OCEAN CITY – Emergency access and extra parking were pitted against the desires of local residents this week, as the fate of the 144th Street street end was debated before the Mayor and City Council.
Several residents attended the regular session of the Mayor and City Council this week, in an effort to have their voices heard regarding the potential street extension of 144th Street.
“I’m really here to represent my community tonight,” began designated spokesman and 144th Street resident Bret Anderson. “There are few remaining streets in Ocean City that are natural. We’ve all come to love that, living on this street.”
Anderson came before the council with a petition signed by 180 people, a combination of residents and visitors, who are collectively against the paving of the street end at 144th Street, an area that is currently filled with natural habitat, dune grass and sand. The petition and signatures were put together in just one week’s time, said Anderson, adding that during that time, he failed to find anyone who was in favor of the street-end paving.
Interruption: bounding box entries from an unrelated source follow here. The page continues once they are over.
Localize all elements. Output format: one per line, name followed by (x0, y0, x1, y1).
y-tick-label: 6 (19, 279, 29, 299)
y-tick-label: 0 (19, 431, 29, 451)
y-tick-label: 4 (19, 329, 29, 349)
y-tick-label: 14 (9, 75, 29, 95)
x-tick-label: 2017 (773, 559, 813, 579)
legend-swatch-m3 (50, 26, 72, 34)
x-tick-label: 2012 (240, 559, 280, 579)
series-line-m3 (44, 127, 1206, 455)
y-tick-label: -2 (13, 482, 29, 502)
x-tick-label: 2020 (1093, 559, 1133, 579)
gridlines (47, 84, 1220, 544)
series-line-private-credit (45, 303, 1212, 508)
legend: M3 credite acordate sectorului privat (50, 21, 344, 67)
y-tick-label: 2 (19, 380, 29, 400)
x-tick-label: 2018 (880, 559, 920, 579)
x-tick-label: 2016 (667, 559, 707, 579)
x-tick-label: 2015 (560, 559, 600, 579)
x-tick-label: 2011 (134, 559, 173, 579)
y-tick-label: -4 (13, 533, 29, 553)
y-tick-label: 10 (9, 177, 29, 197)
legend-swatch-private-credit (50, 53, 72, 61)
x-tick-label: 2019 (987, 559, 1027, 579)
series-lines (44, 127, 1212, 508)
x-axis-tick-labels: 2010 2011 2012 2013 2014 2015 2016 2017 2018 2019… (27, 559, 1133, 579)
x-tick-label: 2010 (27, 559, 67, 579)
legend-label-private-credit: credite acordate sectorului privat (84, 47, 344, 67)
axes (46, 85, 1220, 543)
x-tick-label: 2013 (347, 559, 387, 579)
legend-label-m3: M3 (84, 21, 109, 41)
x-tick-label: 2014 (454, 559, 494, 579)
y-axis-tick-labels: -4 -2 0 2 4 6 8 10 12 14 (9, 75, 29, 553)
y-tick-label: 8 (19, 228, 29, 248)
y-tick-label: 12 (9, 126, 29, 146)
“Everything is about the green environment,” said Anderson of trends in cities and towns across the country. “It’s about trying to minimize the blacktop.”
Anderson explained to the council that, through his own inquiries, he was informed that the water main would be replaced along Wight Street, which connects 136th Street to 146th Street, north to south. As a result of that, the entire street end would be paved, eliminating the miniature park that has been established at the top of their street. Anderson noted that better parking and access were reasons cited to him for the street end expansion.
“We really don’t see how it would enhance the neighborhood,” he said, adding that parking is really only an issue 10 days of the entire year.
Anderson argued that there are very few streets in Ocean City that have natural dunes at the street end, a scene that often evokes feelings of old-time Ocean City.
“We’ve got people that come to our street because of the natural environment. It’s the Ocean City that brought me to the beach,” he said.
Anderson pointed out that the area is not only an amenity to the residents and visitors of 144th Street, but also a home to turtles, rabbits, hawks, birdhouses and benches.
Public Works Director Hal Adkins was also present at the meeting, explaining the reasons behind street end extensions and paving.
“There is no project at 144th Street at this time,” he said, clearing up any misconceptions, but noting that there is still the possibility for street end paving there in the future.
Adkins explained that the trend for street-end extensions in the past has been to maximize the availability of parking, address ADA parking needs and to increase the accessibility of fire apparatus.
‘If we continue with this policy, [City Engineer] Terry [McGean} has indicated that this would garner between 14 to 16 parking spaces,” said Adkins of 144th Street.
Adkins added that they have run into similar objections from residents on other streets in the past, but the street extensions are ultimately for the good of the general public.
“We believe our street, the way it is, benefits the general public. Ocean City needs not to lose its charm,” pointed out Anderson.
Council member Nancy Howard raised a public safety concern.
“This dune area is lovely, but I have to think about our firemen and their access to these buildings,” said Howard.
“Public safety is extremely important,” agreed Council member Mary Knight.
Ocean City Emergency Services Captain Chuck Barton said the street end could pose some issues in the event of a large-scale fire.
“It could be a problem for getting aerial apparatus into the area,” said Barton.
Council member Jay Hancock agreed with the residents of 144th Street, pointing out the ever-shrinking green space in the resort.
“I think this is a nice, almost park, and we don’t have enough green space in Ocean City anyway,” said Hancock. “This is a little spot that could be spared the bulldozer.”
Mayor Rick Meehan said access is paramount at the street end.
“We face this issue, unfortunately, in many areas of town. I’m not sure there’s a black and white answer to this one,” said Meehan.
“Let’s put a highway right down the entire dune and then we can access everything,” said Anderson facetiously. “We don’t want this. This is the way government is supposed to work – we don’t want it.”
Council member Jim Hall suggested further review of the issue, promising that no action would be taken until the city reviewed all concerns and consulted with all parties involved.
“Let’s put our heads together and figure out what’s the best thing to do,” said Hall.